I’ve been a New York Giants fan for six years because I like winners: When it comes to entertainment dollars, Vince Lombardi was right!
Michael B. Smith
Fans have to depend on the owners and executives of their sports teams to do their jobs correctly. The only recourse fans have is to quit being fans, or at least quit being paying fans.
On fans’ lack of trust in ownership — You hit the nail on the head. I don’t know how Bud Selig can look at the Indians and say baseball’s economic model is working.
Baseball’s economic model — while certainly flawed — doesn’t inflict any more pain on the Indians than it does on the Cardinals, Twins, Braves, Marlins, Rays and Tigers, all of whom have had more success in the past decade than the Tribe.
I am a lifelong Tribe fan and have been going to games since 1954, when my dad took me. I believe the fans are not supporting the Dolans because they see no significant improvement after we finished in second place last season.
Everyone knew we needed to add at least one reliable right-handed hitter and what happened? They brought in a bunch of older, last-gasp players and hoped to catch lightning in a bottle. Didn’t happen. Fans see that as not much of an attempt to improve the team.
They would probably have to overpay to get a reliable hitter to come to Cleveland, but you know what, getting someone shows the fans you are serious about winning. Other teams have managed to acquire players. Why not the Indians? Instead we get Johnny Damon? What is up with that? They are telling fans, “Hey, we are too cheap to really do something positive.”

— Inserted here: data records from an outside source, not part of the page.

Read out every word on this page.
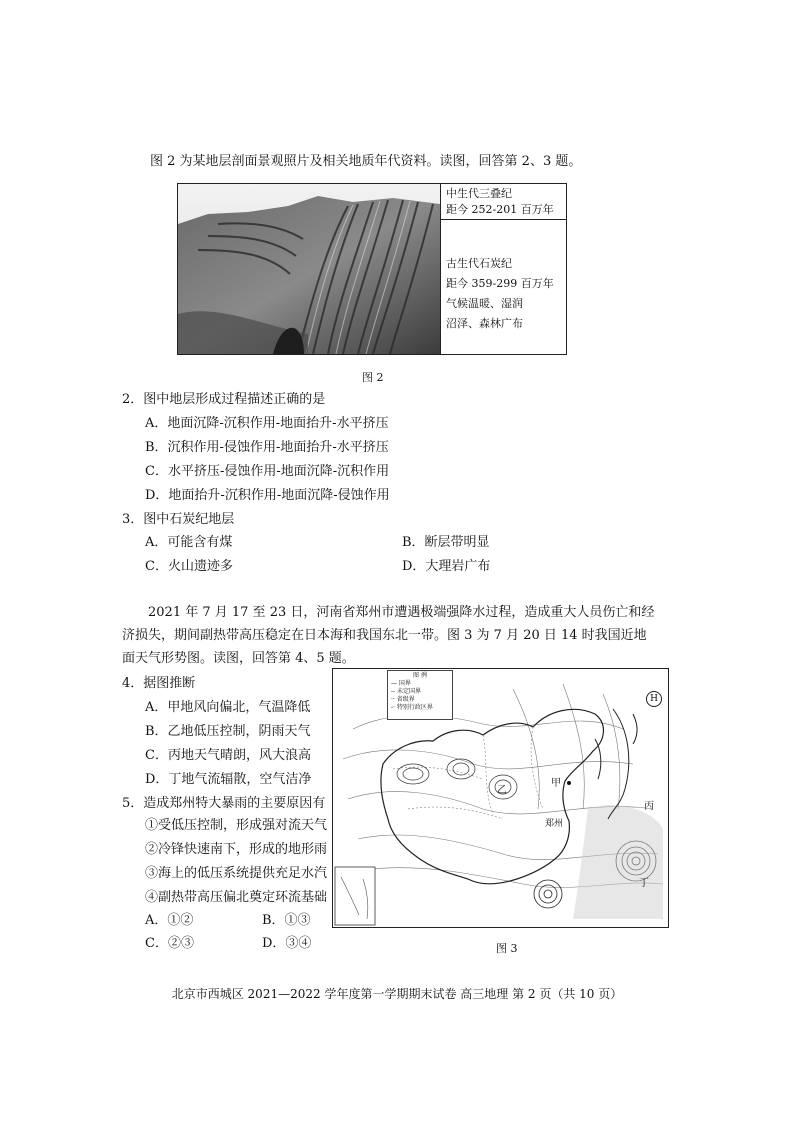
图 2 为某地层剖面景观照片及相关地质年代资料。读图，回答第 2、3 题。
中生代三叠纪
距今 252-201 百万年
古生代石炭纪
距今 359-299 百万年
气候温暖、湿润
沼泽、森林广布
图 2
2．图中地层形成过程描述正确的是
A．地面沉降-沉积作用-地面抬升-水平挤压
B．沉积作用-侵蚀作用-地面抬升-水平挤压
C．水平挤压-侵蚀作用-地面沉降-沉积作用
D．地面抬升-沉积作用-地面沉降-侵蚀作用
3．图中石炭纪地层
A．可能含有煤	B．断层带明显
C．火山遗迹多	D．大理岩广布
2021 年 7 月 17 至 23 日，河南省郑州市遭遇极端强降水过程，造成重大人员伤亡和经
济损失，期间副热带高压稳定在日本海和我国东北一带。图 3 为 7 月 20 日 14 时我国近地
面天气形势图。读图，回答第 4、5 题。
4．据图推断
A．甲地风向偏北，气温降低
B．乙地低压控制，阴雨天气
C．丙地天气晴朗，风大浪高
D．丁地气流辐散，空气洁净
5．造成郑州特大暴雨的主要原因有
①受低压控制，形成强对流天气
②冷锋快速南下，形成的地形雨
③海上的低压系统提供充足水汽
④副热带高压偏北奠定环流基础
A．①②	B．①③
C．②③	D．③④
图 例
— 国界
-- 未定国界
·· 省级界
-· 特别行政区界
甲
乙
丙
丁
H
郑州
图 3
北京市西城区 2021—2022 学年度第一学期期末试卷 高三地理 第 2 页（共 10 页）
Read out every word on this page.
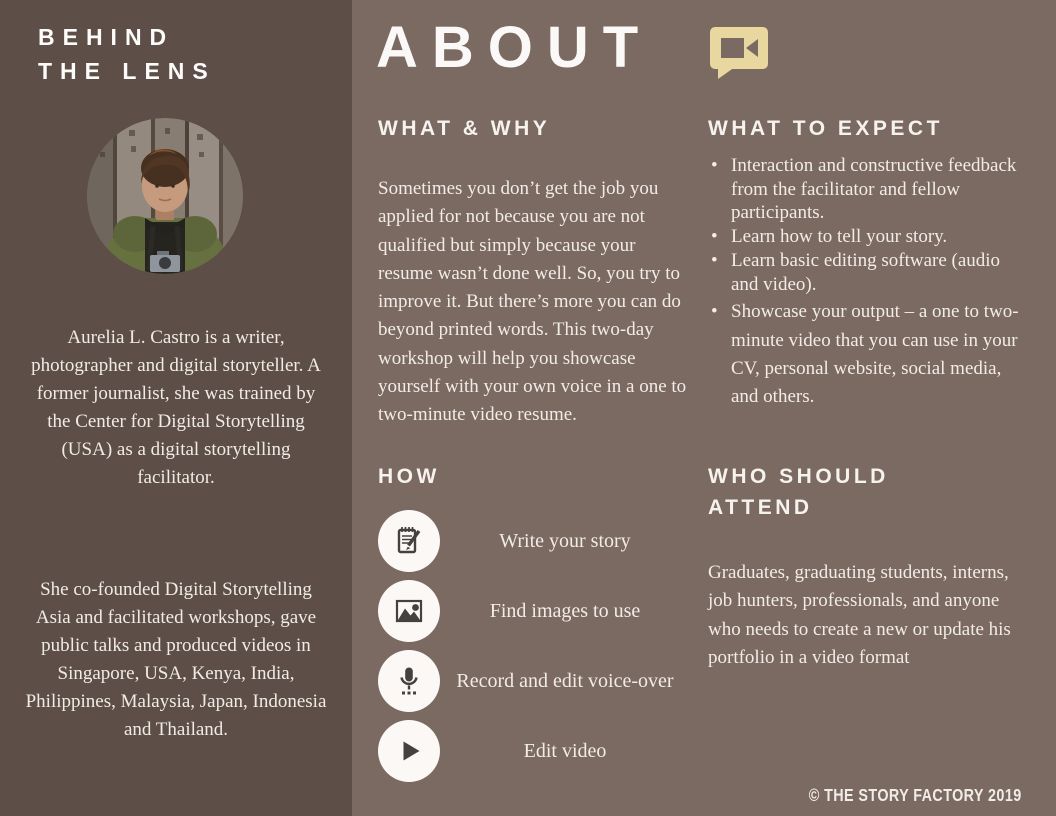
BEHIND
THE LENS

Aurelia L. Castro is a writer, photographer and digital storyteller. A former journalist, she was trained by the Center for Digital Storytelling (USA) as a digital storytelling facilitator.

She co-founded Digital Storytelling Asia and facilitated workshops, gave public talks and produced videos in Singapore, USA, Kenya, India, Philippines, Malaysia, Japan, Indonesia and Thailand.

ABOUT
WHAT & WHY

Sometimes you don’t get the job you applied for not because you are not qualified but simply because your resume wasn’t done well. So, you try to improve it. But there’s more you can do beyond printed words. This two-day workshop will help you showcase yourself with your own voice in a one to two-minute video resume.

HOW
Write your story
Find images to use
Record and edit voice-over
Edit video
WHAT TO EXPECT
• Interaction and constructive feedback from the facilitator and fellow participants.
• Learn how to tell your story.
• Learn basic editing software (audio and video).
• Showcase your output – a one to two-minute video that you can use in your CV, personal website, social media, and others.
WHO SHOULD ATTEND

Graduates, graduating students, interns, job hunters, professionals, and anyone who needs to create a new or update his portfolio in a video format

© THE STORY FACTORY 2019
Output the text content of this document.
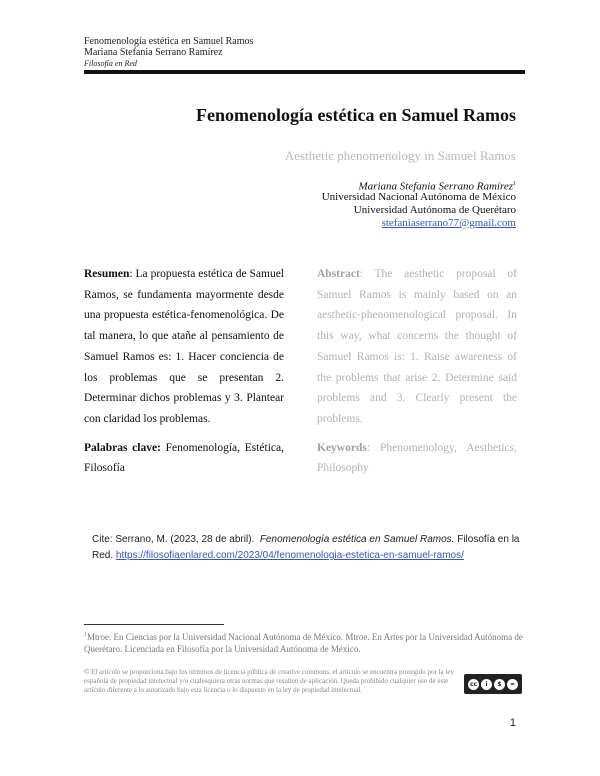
Fenomenología estética en Samuel Ramos
Mariana Stefania Serrano Ramírez
Filosofía en Red
Fenomenología estética en Samuel Ramos
Aesthetic phenomenology in Samuel Ramos
Mariana Stefania Serrano Ramírez$^1$
Universidad Nacional Autónoma de México
Universidad Autónoma de Querétaro
stefaniaserrano77@gmail.com

Resumen: La propuesta estética de Samuel Ramos, se fundamenta mayormente desde una propuesta estética-fenomenológica. De tal manera, lo que atañe al pensamiento de Samuel Ramos es: 1. Hacer conciencia de los problemas que se presentan 2. Determinar dichos problemas y 3. Plantear con claridad los problemas.

Palabras clave: Fenomenología, Estética, Filosofía

Abstract: The aesthetic proposal of Samuel Ramos is mainly based on an aesthetic-phenomenological proposal. In this way, what concerns the thought of Samuel Ramos is: 1. Raise awareness of the problems that arise 2. Determine said problems and 3. Clearly present the problems.

Keywords: Phenomenology, Aesthetics, Philosophy

Cite: Serrano, M. (2023, 28 de abril). Fenomenología estética en Samuel Ramos. Filosofía en la Red. https://filosofiaenlared.com/2023/04/fenomenologia-estetica-en-samuel-ramos/
$^1$Mtroe. En Ciencias por la Universidad Nacional Autónoma de México. Mtroe. En Artes por la Universidad Autónoma de Querétaro. Licenciada en Filosofía por la Universidad Autónoma de México.
© El artículo se proporciona bajo los términos de licencia pública de creative commons, el artículo se encuentra protegido por la ley española de propiedad intelectual y/o cualesquiera otras normas que resulten de aplicación. Queda prohibido cualquier uso de este artículo diferente a lo autorizado bajo esta licencia o lo dispuesto en la ley de propiedad intelectual.
cc	i	$	=
1
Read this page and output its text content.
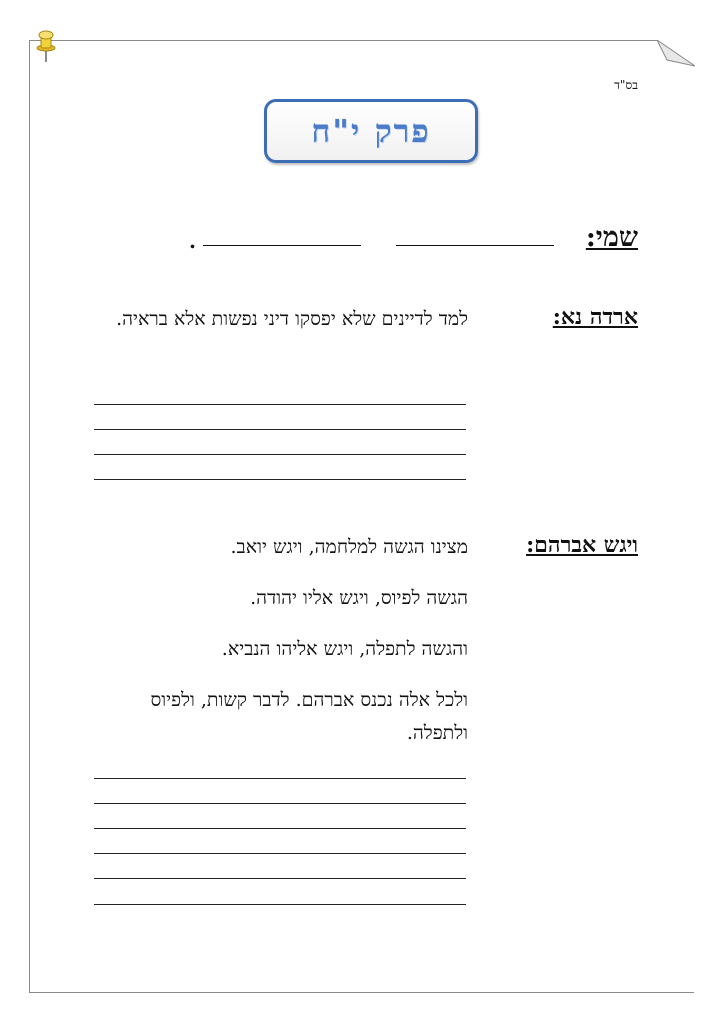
בס"ד
פרק י"ח
שמי:
.
ארדה נא:

למד לדיינים שלא יפסקו דיני נפשות אלא בראיה.

ויגש אברהם:

מצינו הגשה למלחמה, ויגש יואב.

הגשה לפיוס, ויגש אליו יהודה.

והגשה לתפלה, ויגש אליהו הנביא.

ולכל אלה נכנס אברהם. לדבר קשות, ולפיוס ולתפלה.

The Dolans will not change minds until they invest in a player the fans can have some faith in. Sorry for the rant, but as a 58-year-old Tribe fan, this “cheaper is good” approach will eventually lose me as a supporter of the Indians.
The perception you have of Larry and Paul Dolan is widespread and will be very difficult to change. It has become a real problem for the executives who run the team, because it has depressed business.
Selling season tickets has become an unbearable burden, with prospective buyers reluctant to part with thousands of dollars to support a system that depends on periodic teardowns and rebuilds and the shedding of virtually every excellent player just as he reaches his prime.